[写真]=広島サンダーズ

 大好きなサンダーズのユニフォームを着て、最後にコートへ立ったのは今季最後のホームゲーム。愛すべき広島で、またこの場に戻ることができた。

 度重なるケガからの復帰戦。広島サンダーズの主将、井上慎一朗は冗談交じりに振り返る。

「直前に(マネージャーの久原)大輝さんから『518日ぶりらしいよ』と言われて、うわー、そんなに給料泥棒やったんや、って(笑)。ベンチインできたのは、純粋に嬉しかったです」

 たくさん苦しんだからこそ、味わえる純粋な喜び――。

 バレー人生のラストを飾るのは絶対にこの場所。広島で終わると決めて、なかなか光が見えない時期も諦めずに、“いつか”を信じて自分のやるべきことを果たしてきた。

 だから、悔いなく終われる。

 清々しい笑顔で、井上が現役生活を振り返った。

 高松工芸高から中央大学へ。当時の同期とは、事あるごとに今も連絡を取り合っている。

「LINEのグループ名は“はずれ学年の会”なんです(笑)。いや、そうなるでしょ。上と下、とにかくえぐかったですから」

 1つ上の代には関田誠大や今村貴彦がいて、1つ下の代には石川祐希や武智洸史、大竹壱青がいる。皆が皆、学生時代から輝かしい戦績を誇るだけでなく、個性も強い。「大変だった」という学生時代を、井上は笑いながら振り返る。

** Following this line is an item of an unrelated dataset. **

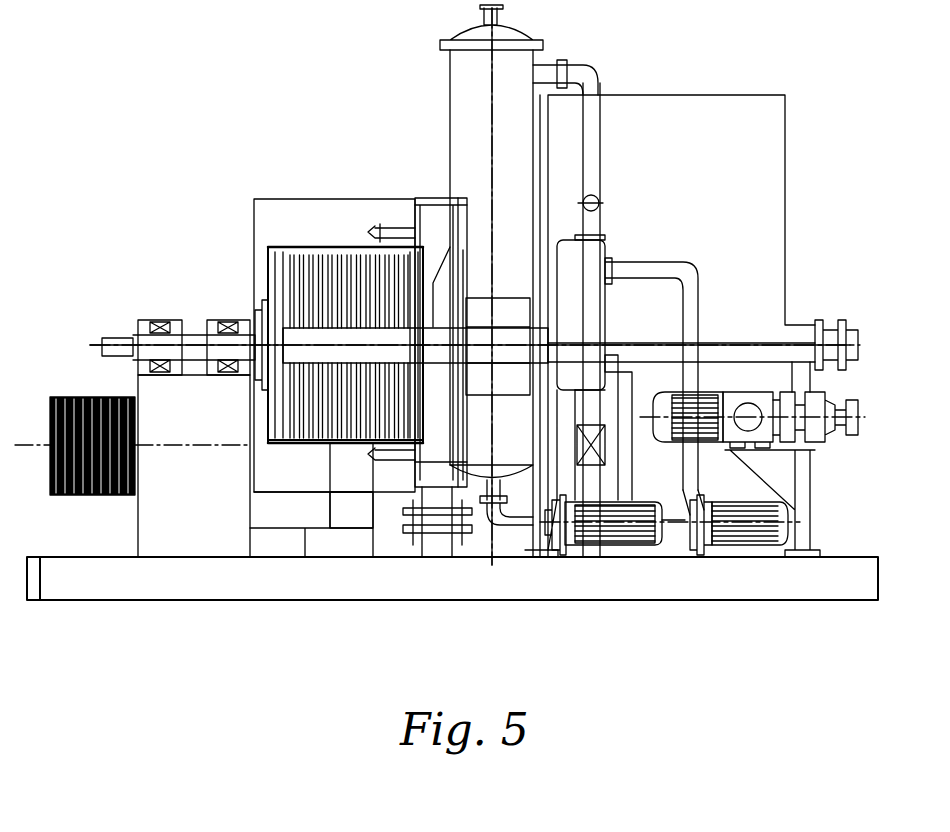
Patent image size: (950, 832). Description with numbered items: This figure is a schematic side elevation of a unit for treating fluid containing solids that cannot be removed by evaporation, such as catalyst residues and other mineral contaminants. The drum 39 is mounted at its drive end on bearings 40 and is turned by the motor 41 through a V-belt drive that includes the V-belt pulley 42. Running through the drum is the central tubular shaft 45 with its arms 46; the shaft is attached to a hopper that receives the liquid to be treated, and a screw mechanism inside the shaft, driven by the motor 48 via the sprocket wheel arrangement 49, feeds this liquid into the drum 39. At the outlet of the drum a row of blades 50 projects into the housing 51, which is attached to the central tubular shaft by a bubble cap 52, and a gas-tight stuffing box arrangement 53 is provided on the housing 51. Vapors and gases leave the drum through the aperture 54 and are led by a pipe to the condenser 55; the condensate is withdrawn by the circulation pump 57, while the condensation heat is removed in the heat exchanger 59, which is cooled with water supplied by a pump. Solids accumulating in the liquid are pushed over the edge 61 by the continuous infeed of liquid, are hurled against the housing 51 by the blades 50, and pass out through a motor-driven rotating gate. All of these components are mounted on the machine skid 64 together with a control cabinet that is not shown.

「先輩はもちろんですけど、1つ下の後輩たちも入ってきてすぐ試合に出る選手たちばかりだったので、(1年生がやるべき)仕事ができていなくても、当時の4年生からは1年が怒られるのではなく僕らの代が叱られる。最初は嫌でしたよ(笑)。でもそのおかげで僕らの学年の結束力は強くなったし、いい意味で自分に相応のことは何かを考えられるようになった。夢を見なくなった、と言うと言いすぎかもしれないですけど、現実的に考えて自分が試合に出るために何をすればいいのか。それまではオポジットだったとしても、後輩が『将来を考えてオポジットをやりたい』と言うのを聞けば、じゃあ俺はミドルをやろうか、と受け入れることができた。それはサンダーズに入ってからも同じで、ポジションもそうだし、自分に求められていることは何かを考えて動けるようになった。技術だけで言えば、僕はチームの中で真ん中より上にいたことなんてないと思っているんです。でも器用ではあるし、高校、大学でいろいろなポジションを経験したおかげで、便利屋じゃないですけど足りないところに入ることができた。そういう僕のことを評価してくれる監督に出会えたことも運と縁だと思うんです」

 そしてもう1つ、学生時代からすべてのカテゴリーでキャプテンを経験してきたことも、広島THのキャプテンとして過ごした3年間には活かされた。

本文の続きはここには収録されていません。